After the wild doubleheader that took place at UD Arena on Tuesday night college basketball fans were due for a letdown. That's exactly what happened on Wednesday as Vermont and USF won their games in comfortable fashion, paring the field down to 64 teams.
Four McGlynn scored 18 points in 27 minutes off the bench and Brian Voelkel provided his customary all-around game with 12 rebounds and seven assists to lead the Catamounts to the 71-59 win over Lamar. Vermont's award for the second NCAA tournament win in program history is a matchup with Midwest Region top seed North Carolina on Friday in Greensboro.
"I got into a really good flow," said McGlynn. "My teammates, I have to give credit to them, because they're the ones, especially Brian Voelkel who gives me the ball in spots I'm wide open. It's easy to knock down open shots, especially when you're getting great passes."
The first half boiled down to the simple fact that Pat Knight's Cardinals couldn't make shots, whether that was because of them missing good looks or the more likely reason that Vermont played well defensively. Lamar shot just 29% from the field in the first half, trailing 30-21 as a result. Lamar would shoot slightly better in the second half but so would the Catamounts, who knocked down 54.5% of their shots in the final 20 minutes.
Mike James and Devon Lamb scored 16 points apiece to lead the Cardinals, who were unable to take advantage of 19 offensive rebounds.
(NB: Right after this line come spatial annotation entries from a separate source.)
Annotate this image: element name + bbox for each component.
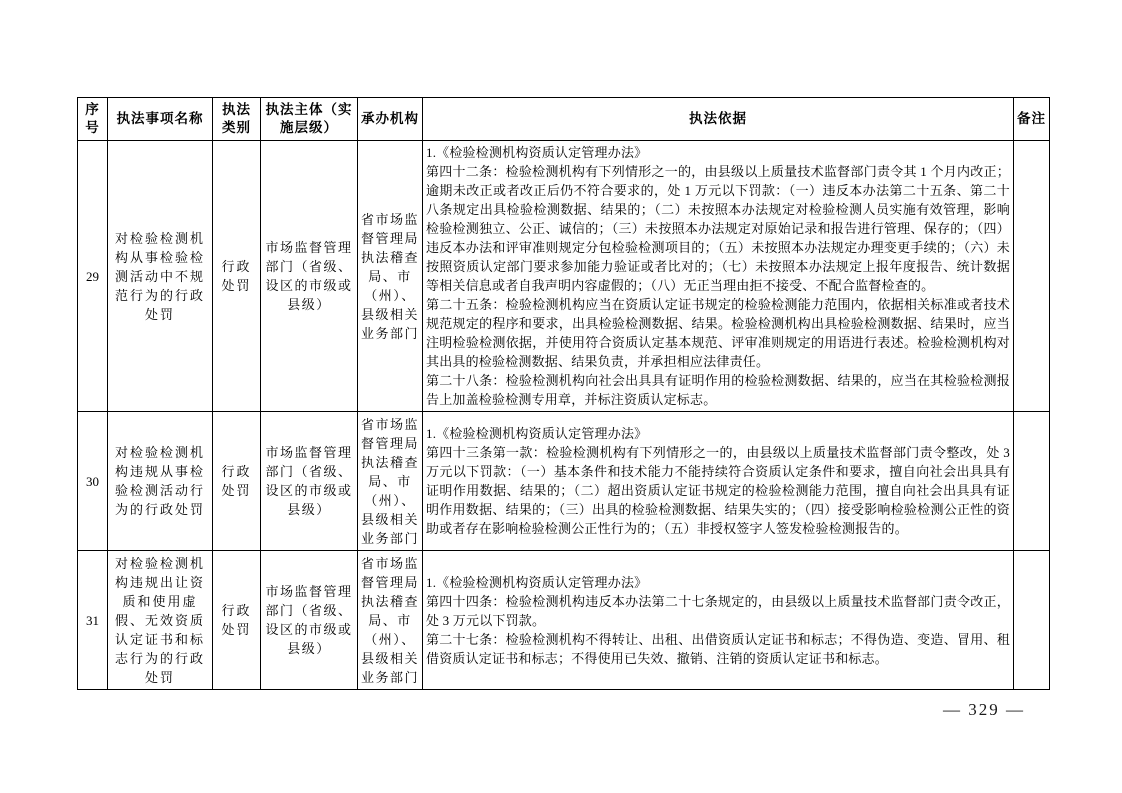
enforcement-items-table	[77, 97, 1050, 690]
item-name: 对检验检测机构违规从事检验检测活动行为的行政处罚	[108, 412, 213, 551]
basis-paragraph: 1.《检验检测机构资质认定管理办法》	[426, 426, 648, 441]
page-number: — 329 —	[943, 700, 1025, 719]
agency: 省市场监督管理局执法稽查局、市（州）、县级相关业务部门	[358, 412, 423, 551]
serial-number: 29	[78, 141, 108, 412]
basis	[423, 551, 1014, 690]
basis	[423, 412, 1014, 551]
basis	[423, 141, 1014, 412]
basis-paragraph: 第四十四条：检验检测机构违反本办法第二十七条规定的，由县级以上质量技术监督部门责令改正，处 3 万元以下罚款。	[426, 593, 1010, 628]
subject: 市场监督管理部门（省级、设区的市级或县级）	[261, 551, 358, 690]
basis-paragraph: 第二十五条：检验检测机构应当在资质认定证书规定的检验检测能力范围内，依据相关标准或者技术规范规定的程序和要求，出具检验检测数据、结果。检验检测机构出具检验检测数据、结果时，应当注明检验检测依据，并使用符合资质认定基本规范、评审准则规定的用语进行表述。检验检测机构对其出具的检验检测数据、结果负责，并承担相应法律责任。	[426, 297, 1010, 369]
item-name: 对检验检测机构从事检验检测活动中不规范行为的行政处罚	[108, 141, 213, 412]
category: 行政处罚	[213, 412, 261, 551]
basis-paragraph: 第四十二条：检验检测机构有下列情形之一的，由县级以上质量技术监督部门责令其 1 个月内改正；逾期未改正或者改正后仍不符合要求的，处 1 万元以下罚款：（一）违反本办法第二十五条、第二十八条规定出具检验检测数据、结果的；（二）未按照本办法规定对检验检测人员实施有效管理，影响检验检测独立、公正、诚信的；（三）未按照本办法规定对原始记录和报告进行管理、保存的；（四）违反本办法和评审准则规定分包检验检测项目的；（五）未按照本办法规定办理变更手续的；（六）未按照资质认定部门要求参加能力验证或者比对的；（七）未按照本办法规定上报年度报告、统计数据等相关信息或者自我声明内容虚假的；（八）无正当理由拒不接受、不配合监督检查的。	[426, 164, 1010, 293]
header-remark: 备注	[1014, 98, 1050, 141]
header-subject: 执法主体（实施层级）	[261, 98, 358, 141]
serial-number: 30	[78, 412, 108, 551]
table-row-30	[78, 412, 1050, 551]
remark	[1014, 141, 1050, 412]
category: 行政处罚	[213, 141, 261, 412]
header-agency: 承办机构	[358, 98, 423, 141]
remark	[1014, 551, 1050, 690]
basis-paragraph: 1.《检验检测机构资质认定管理办法》	[426, 145, 648, 160]
table-header-row	[78, 98, 1050, 141]
agency: 省市场监督管理局执法稽查局、市（州）、县级相关业务部门	[358, 551, 423, 690]
header-serial-number: 序号	[78, 98, 108, 141]
basis-paragraph: 第四十三条第一款：检验检测机构有下列情形之一的，由县级以上质量技术监督部门责令整改，处 3 万元以下罚款：（一）基本条件和技术能力不能持续符合资质认定条件和要求，擅自向社会出具具有证明作用数据、结果的；（二）超出资质认定证书规定的检验检测能力范围，擅自向社会出具具有证明作用数据、结果的；（三）出具的检验检测数据、结果失实的；（四）接受影响检验检测公正性的资助或者存在影响检验检测公正性行为的；（五）非授权签字人签发检验检测报告的。	[426, 445, 1010, 536]
table-row-31	[78, 551, 1050, 690]
subject: 市场监督管理部门（省级、设区的市级或县级）	[261, 141, 358, 412]
header-category: 执法类别	[213, 98, 261, 141]
agency: 省市场监督管理局执法稽查局、市（州）、县级相关业务部门	[358, 141, 423, 412]
basis-paragraph: 第二十七条：检验检测机构不得转让、出租、出借资质认定证书和标志；不得伪造、变造、冒用、租借资质认定证书和标志；不得使用已失效、撤销、注销的资质认定证书和标志。	[426, 631, 1010, 666]
header-basis: 执法依据	[423, 98, 1014, 141]
subject: 市场监督管理部门（省级、设区的市级或县级）	[261, 412, 358, 551]
category: 行政处罚	[213, 551, 261, 690]
table-row-29	[78, 141, 1050, 412]
remark	[1014, 412, 1050, 551]
serial-number: 31	[78, 551, 108, 690]
header-item-name: 执法事项名称	[108, 98, 213, 141]
item-name: 对检验检测机构违规出让资质和使用虚假、无效资质认定证书和标志行为的行政处罚	[108, 551, 213, 690]
basis-paragraph: 第二十八条：检验检测机构向社会出具具有证明作用的检验检测数据、结果的，应当在其检验检测报告上加盖检验检测专用章，并标注资质认定标志。	[426, 373, 1010, 407]
basis-paragraph: 1.《检验检测机构资质认定管理办法》	[426, 574, 648, 590]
Lamar outscored Vermont 16-8 in second chance points, but that was nullified and then some by the Catamounts' 35-5 edge in bench points.
Lamar entered Wednesday having won six straight games, playing inspired basketball after their seniors were called out by Knight on February 22nd. But they were unable to get going offensively against a Vermont team that limits opponents to 40.5% shooting, and that proved to be their downfall.
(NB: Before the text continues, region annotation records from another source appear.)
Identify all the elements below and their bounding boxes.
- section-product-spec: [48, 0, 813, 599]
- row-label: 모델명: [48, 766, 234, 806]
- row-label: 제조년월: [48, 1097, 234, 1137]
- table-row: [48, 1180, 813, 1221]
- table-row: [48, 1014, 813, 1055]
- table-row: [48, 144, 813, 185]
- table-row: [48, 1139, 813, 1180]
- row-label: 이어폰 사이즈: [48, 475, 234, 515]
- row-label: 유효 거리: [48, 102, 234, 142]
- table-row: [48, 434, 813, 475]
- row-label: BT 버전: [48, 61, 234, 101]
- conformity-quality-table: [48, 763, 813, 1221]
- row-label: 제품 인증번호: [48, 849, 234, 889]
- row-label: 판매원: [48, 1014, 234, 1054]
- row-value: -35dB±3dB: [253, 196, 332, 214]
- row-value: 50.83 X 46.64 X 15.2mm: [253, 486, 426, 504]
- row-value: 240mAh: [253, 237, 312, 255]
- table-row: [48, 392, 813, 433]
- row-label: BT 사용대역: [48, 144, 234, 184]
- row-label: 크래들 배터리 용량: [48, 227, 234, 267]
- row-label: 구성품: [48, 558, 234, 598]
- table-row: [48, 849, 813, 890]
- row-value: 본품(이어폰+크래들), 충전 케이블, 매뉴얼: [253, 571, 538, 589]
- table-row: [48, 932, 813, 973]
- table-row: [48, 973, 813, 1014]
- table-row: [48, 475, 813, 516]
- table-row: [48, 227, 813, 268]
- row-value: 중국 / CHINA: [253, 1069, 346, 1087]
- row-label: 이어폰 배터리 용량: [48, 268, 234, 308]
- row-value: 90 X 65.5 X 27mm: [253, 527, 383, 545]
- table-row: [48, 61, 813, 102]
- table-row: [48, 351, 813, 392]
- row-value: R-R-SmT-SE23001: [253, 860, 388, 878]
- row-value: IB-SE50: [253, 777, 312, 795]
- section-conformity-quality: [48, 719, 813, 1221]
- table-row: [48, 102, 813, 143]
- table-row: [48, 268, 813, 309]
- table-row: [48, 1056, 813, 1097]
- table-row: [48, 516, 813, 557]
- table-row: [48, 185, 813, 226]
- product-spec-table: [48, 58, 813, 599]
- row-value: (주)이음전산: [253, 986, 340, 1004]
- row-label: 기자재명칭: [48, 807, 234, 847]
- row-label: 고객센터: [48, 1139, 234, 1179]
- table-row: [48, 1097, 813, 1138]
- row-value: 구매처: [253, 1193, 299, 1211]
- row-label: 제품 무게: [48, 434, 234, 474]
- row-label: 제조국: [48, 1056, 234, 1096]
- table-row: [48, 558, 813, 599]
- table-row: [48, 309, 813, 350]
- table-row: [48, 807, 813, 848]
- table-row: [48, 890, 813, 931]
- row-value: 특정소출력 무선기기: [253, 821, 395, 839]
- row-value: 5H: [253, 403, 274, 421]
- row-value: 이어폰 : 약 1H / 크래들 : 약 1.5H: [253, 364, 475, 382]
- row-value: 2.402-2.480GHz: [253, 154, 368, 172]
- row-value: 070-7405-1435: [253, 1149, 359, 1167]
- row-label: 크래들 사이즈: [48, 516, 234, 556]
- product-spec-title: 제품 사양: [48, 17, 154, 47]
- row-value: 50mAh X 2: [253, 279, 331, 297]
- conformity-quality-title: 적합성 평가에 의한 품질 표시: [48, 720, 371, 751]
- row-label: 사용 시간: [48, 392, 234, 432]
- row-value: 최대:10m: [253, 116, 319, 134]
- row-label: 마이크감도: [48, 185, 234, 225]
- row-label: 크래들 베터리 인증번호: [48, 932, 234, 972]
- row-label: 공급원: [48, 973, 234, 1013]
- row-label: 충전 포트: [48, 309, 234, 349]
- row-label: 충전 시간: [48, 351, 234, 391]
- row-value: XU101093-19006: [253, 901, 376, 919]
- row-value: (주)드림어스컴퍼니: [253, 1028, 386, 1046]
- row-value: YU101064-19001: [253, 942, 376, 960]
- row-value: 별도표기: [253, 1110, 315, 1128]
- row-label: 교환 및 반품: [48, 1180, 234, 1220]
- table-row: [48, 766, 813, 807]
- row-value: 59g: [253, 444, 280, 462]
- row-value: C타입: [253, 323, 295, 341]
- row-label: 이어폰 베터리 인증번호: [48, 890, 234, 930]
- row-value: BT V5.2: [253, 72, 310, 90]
The second half of the doubleheader was about over by the under-8 timeout in the first half. USF was able to get just about whatever look they wanted against California, and their length and size on the defensive end proved to be too much for the Golden Bears. Cal took five minutes to score and they went into the locker room down 36-13 at the break.
A late run provided a deceiving 65-54 final score, with the Bulls picking up the first NCAA tournament win in school history. Victor Rudd Jr. led four Bulls in double figures with 15 points and five rebounds, and point guard Anthony Collins added 12. Collins may have had just one assist but Toarlyn Fitzpatrick and Hugh Robertson combined to dish out seven.
Rudd was also productive on the defensive end as he was the primary defender on Allen Crabbe. Crabbe finished with ten points on 3-of-14 shooting, and as a team the Golden Bears made just 36.2% of their shots compared to USF shooting 57.1%. Say what you will about the Pac-12 but that shouldn't take away from how well the Bulls played, looking like a team more than capable of beating Temple on Friday night in Nashville.
"I like what Coach said about getting in your breath and making you uncomfortable. That's what I tried to do to him," said Rudd of his strategy in guarding Crabbe. "I shadowed him wherever he went, and I didn't want to give him a good look off of it."
Player of the Night: USF G Victor Rudd (15 points, five rebounds and limited Cal's Allen Crabbe to 3-of-14 shooting)
Stat of the Night: Lamar shot 33.3% on the night. During their six-game win streak going into Wednesday they shot at least 42% in every game.
Making history: USF picked up the school's first-ever NCAA tournament win, leaving Northwestern and Nebraska as the lone BCS AQ conference members still without one.